I apparently just described the tensor decomposition of the $SO(3)$ orthogonal group representation into its irreducible tensor representations just there, but any orthogonal group also has a spinor representation too.
This can be given a geometric interpretation: we decomposed a rank 2 tensor into the sum of a shearing, (a symmetric rank two tensor representing a unit ellipsoid), a rank 1 tensor rotation (a vector representing a rotation) and a rank $0$ tensor (a scaling factor). (pdf page 10)
1) Is there a similar easy decomposition of a 3x3 matrix into its spinor representations?*
I mean, starting with an explicit matrix can we do some easy process to it, like taking symmetric and anti-symmetric combinations as above, and magically end up with spinor representations and show how obvious their existence is? Just so that it's not so abstract.

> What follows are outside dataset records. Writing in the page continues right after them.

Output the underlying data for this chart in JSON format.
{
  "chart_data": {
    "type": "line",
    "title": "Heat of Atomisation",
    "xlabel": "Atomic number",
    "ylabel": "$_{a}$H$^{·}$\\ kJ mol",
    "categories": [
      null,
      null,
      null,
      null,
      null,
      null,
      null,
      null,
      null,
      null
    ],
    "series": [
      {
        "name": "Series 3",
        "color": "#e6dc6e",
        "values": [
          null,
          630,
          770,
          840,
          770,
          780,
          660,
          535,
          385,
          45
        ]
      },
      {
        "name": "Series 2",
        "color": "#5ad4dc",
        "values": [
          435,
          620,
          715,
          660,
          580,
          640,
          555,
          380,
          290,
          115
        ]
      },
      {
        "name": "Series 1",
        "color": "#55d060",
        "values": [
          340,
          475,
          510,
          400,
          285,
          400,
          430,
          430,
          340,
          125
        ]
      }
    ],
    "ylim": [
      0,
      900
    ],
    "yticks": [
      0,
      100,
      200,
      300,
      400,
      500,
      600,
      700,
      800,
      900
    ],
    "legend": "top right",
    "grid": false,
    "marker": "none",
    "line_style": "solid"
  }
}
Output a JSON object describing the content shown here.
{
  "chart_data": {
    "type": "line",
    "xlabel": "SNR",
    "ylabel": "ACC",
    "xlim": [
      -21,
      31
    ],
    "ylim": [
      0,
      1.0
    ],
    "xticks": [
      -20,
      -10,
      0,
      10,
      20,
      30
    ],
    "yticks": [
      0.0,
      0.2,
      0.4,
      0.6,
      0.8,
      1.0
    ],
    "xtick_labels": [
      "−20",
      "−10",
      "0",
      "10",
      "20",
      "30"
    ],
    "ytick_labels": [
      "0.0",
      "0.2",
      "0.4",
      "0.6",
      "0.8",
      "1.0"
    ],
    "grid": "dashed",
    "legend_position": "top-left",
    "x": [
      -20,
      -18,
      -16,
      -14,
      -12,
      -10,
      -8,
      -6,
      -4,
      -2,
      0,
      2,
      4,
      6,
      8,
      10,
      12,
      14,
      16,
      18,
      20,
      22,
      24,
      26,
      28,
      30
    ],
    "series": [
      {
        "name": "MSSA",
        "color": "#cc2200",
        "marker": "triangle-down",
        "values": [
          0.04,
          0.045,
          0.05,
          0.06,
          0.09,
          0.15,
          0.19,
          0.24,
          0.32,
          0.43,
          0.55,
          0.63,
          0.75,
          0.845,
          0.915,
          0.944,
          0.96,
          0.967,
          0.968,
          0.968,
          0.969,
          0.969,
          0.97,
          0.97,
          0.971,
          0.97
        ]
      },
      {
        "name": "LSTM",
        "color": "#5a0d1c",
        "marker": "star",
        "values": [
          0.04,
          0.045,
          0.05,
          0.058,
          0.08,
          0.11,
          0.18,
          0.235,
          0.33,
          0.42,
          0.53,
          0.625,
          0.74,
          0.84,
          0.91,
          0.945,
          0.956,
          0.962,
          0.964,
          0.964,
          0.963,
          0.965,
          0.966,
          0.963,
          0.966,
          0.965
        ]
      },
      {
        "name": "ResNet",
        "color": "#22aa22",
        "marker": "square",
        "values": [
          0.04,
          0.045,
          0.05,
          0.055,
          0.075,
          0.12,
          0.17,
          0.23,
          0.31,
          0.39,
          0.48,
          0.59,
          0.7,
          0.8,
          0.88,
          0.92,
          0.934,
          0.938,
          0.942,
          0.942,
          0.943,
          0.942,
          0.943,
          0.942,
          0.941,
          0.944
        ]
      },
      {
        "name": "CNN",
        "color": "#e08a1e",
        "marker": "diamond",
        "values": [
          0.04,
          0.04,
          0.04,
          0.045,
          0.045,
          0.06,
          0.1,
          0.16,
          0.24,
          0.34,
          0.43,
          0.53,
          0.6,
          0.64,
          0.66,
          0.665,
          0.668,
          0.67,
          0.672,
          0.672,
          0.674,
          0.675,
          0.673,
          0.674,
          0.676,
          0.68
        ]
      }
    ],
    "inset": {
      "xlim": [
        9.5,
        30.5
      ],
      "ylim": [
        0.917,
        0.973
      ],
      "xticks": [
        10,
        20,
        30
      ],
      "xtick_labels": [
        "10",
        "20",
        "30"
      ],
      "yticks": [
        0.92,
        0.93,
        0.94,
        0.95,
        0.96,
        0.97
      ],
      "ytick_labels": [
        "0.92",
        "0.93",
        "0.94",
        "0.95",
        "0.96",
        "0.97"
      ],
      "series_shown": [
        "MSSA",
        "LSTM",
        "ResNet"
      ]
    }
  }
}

2) How do we give a nice geometric interpretation to the decomposition of $SO(4)$?
In other words, how do we decompose matrices in $SO(4)$ in such a way that gives a geometric interpretation to every term, illustrates why the $SO(4) \cong [SU(2) \times SU(2)]/\mathbb{Z}_2$ should be obvious, and hopefully makes the symmetries of the Riemann curvature tensor look completely obvious?
(I'm really just hoping to derive and compare $SO(3)$ spinors with $SO(4)$ spinors, since they look so different in QM vs QFT, hence two parts to this question.)